Interpreting Results from a Two-Factor Analysis with no Interaction Present
Let's consider a 3x4 independent groups design with n = 20. Suppose that we are interested in the impact of a drug on rats' performance on mazes of varying difficulty. The Maze factor can take on 3 levels (Easy, Moderate, Difficult) and the Drug factor can take on 4 levels (None, Low, Medium, High dosage). The dependent variable is the number of trials to error-free performance on the maze (so lower scores represent quicker learning). Below you will see the StatView analysis of the data.
Given the lack of a significant interaction, you would turn your attention to the main effects. In this case, we have a main effect of Drug and a main effect of Maze. Because both of those factors have more than two levels, we would need to conduct a Tukey's post hoc test to determine which specific means differed. The computations are seen below.
Given the four means for Drug (None = 12.35, Low = 11.983, Medium = 11.533, High = 10.350), we could then conclude that a High dosage of the Drug led to significantly faster learning than Medium, Low, or No Drug. No other differences were significant.
Given the three means for Maze (Easy = 5.15, Moderate = 9.613, Difficult = 19.9), we could then conclude that Easy Mazes are learnedsignificantly faster than Moderate Mazes and Moderate Mazes are learned significantly faster than Difficult Mazes. (By implication, though you could state it explicitly, Easy Mazes were leaned significantly faster than Difficult Mazes.)
Interpreting Results from a Two-Factor Analysis with an Interaction Present
Suppose that you ran the same experiment, but came up with the StatView results seen below.
Because the interaction is significant, you would focus your attention on interpreting the interaction. To that end, I would first look at a graph. StatView will line up the levels on an axis alphabetically, so I'll give you the graph produced by another program.
To my eyes, it appears that the levels of Drug had little or no effect on rats running the Easy maze.
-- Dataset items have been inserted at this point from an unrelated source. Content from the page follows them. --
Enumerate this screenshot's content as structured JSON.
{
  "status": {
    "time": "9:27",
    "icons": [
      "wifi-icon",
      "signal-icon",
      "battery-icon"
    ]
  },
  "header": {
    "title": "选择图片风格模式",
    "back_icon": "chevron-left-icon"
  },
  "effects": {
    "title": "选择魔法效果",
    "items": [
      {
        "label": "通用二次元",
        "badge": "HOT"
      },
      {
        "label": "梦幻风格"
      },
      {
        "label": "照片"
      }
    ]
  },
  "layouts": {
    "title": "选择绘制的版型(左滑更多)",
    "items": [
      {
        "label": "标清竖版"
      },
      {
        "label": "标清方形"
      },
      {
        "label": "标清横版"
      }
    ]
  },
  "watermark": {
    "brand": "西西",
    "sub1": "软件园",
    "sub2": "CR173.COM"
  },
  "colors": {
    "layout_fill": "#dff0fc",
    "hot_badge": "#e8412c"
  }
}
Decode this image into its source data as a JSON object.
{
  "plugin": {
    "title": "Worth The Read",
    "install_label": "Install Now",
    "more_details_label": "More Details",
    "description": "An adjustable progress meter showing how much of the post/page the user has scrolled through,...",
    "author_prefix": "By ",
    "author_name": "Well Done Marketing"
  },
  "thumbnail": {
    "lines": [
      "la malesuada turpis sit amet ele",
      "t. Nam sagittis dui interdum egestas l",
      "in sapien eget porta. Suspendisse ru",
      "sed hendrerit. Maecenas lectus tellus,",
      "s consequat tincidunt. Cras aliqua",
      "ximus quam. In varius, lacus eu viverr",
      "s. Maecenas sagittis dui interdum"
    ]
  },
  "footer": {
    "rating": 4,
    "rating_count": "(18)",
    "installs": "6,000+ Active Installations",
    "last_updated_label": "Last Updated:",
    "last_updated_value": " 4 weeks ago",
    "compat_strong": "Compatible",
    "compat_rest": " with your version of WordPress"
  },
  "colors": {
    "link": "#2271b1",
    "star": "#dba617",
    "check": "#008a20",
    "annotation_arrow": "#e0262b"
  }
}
It does appear that there may be some small effect of higher levels of Drug on rats running the Moderate maze, leading to slightly fewer trials to correct performance on the maze for Medium and High levels of Drug compared to None and Low levels of Drug. However, it does appear that Drug has an impact on rats running the Difficult maze. It appears that as the dosage increased, performance on the Maze also improved. With that interpretation of the results in mind, I would now proceed to a post hoc analysis.
With the HSD value, I'd be able to conclude that: The effects of all levels of Drug were the same for the Easy maze. The effects of all levels of Drug were also the same for the Moderate maze. (Note that the little dip that my eyes saw was not significant, so the Easy and Moderate mazes were similarly affected by the levels of Drug.) However, No Drug (M = 21.3) didn't differ from Low Drug (M = 20.7) but produced significantly poorer performance than Medium Drug (M = 18.45) and High Drug (M = 16.35). Low Drug produced significantly poorer performance than High Drug. No other differences were statistically significant.
Thus, everything else being equal (level of side effects, etc.) it appears that rats can be led to better maze performance on Difficult Mazes by the introduction of Medium or High levels of Drug (compared to No Drug). However, administering any level of the Drug appears to have little to no effect on performance on Moderately Difficult Mazes nor on Easy Mazes.